Нетерпение сердца (Цвейг) - страница 157

Его решительный тон звучал убедительно. Но я чувствую, что уступать нельзя.

— Я понимаю, что впереди наклонная дорожка, — соглашаюсь я. — Но я вынужден уехать. Ничего особенного я собой не представляю и ничему особенному не учился, но если ты дашь мне рекомендацию, можешь быть уверен, я не подведу тебя. Знаю, я не первый, кто к тебе обращается, ведь ты устроил шурина Ференца?

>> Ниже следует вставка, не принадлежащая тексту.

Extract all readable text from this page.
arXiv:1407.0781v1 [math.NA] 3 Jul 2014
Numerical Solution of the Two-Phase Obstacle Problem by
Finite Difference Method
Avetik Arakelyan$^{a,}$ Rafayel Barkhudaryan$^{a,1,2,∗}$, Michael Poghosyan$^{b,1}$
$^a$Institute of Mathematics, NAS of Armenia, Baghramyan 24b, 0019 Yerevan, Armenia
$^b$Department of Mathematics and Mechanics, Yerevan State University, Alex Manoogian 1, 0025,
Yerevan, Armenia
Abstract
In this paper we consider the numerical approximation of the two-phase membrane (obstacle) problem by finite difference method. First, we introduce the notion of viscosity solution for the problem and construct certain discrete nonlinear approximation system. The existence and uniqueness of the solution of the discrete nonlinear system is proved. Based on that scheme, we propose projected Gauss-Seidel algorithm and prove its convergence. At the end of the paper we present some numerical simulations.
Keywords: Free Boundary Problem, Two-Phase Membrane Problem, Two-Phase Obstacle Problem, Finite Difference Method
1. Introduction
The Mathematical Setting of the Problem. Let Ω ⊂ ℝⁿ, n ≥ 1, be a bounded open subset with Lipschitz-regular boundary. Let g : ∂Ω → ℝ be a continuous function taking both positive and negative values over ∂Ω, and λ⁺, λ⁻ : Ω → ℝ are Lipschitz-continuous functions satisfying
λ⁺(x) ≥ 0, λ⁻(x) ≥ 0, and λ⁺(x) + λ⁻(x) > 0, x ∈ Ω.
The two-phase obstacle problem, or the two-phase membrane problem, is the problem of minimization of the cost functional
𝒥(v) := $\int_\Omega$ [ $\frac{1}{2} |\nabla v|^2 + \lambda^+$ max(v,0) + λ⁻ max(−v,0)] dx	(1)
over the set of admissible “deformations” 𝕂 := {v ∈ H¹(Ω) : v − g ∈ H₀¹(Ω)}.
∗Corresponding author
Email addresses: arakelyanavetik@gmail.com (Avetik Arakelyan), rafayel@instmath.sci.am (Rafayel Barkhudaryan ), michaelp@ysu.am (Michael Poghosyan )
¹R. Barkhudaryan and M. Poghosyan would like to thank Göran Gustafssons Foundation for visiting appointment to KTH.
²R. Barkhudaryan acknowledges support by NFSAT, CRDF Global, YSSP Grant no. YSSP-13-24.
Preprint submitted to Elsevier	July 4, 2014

— Йонаша? — Балинкаи презрительно щелкает пальцами. — Но ты подумай, кем он был. Мелким провинциальным человеком. Такому помочь легко. Посади его с одной табуретки на другую, немного получше, и он уже возомнит себя чуть ли не господом богом! Не все ли ему равно, где протирать штаны, — ни на что большее он не способен. Но вот найти что-нибудь подходящее для того, кто однажды носил звездочку на воротнике, — это уже совсем другое дело. Увы, дорогой Гофмиллер, верхние этажи всегда оказываются занятыми. Кто хочет начинать в цивильной жизни сначала, должен устраиваться внизу, и даже в подвале, где пахнет не розами, а кое-чем похуже.

— Мне все равно!

Должно быть, я произнес это запальчиво, потому что Балинкаи посмотрел на меня сперва с любопытством, а потом как-то отчужденно, словно издалека. Придвинув свой стул поближе, он положил руку мне на плечо.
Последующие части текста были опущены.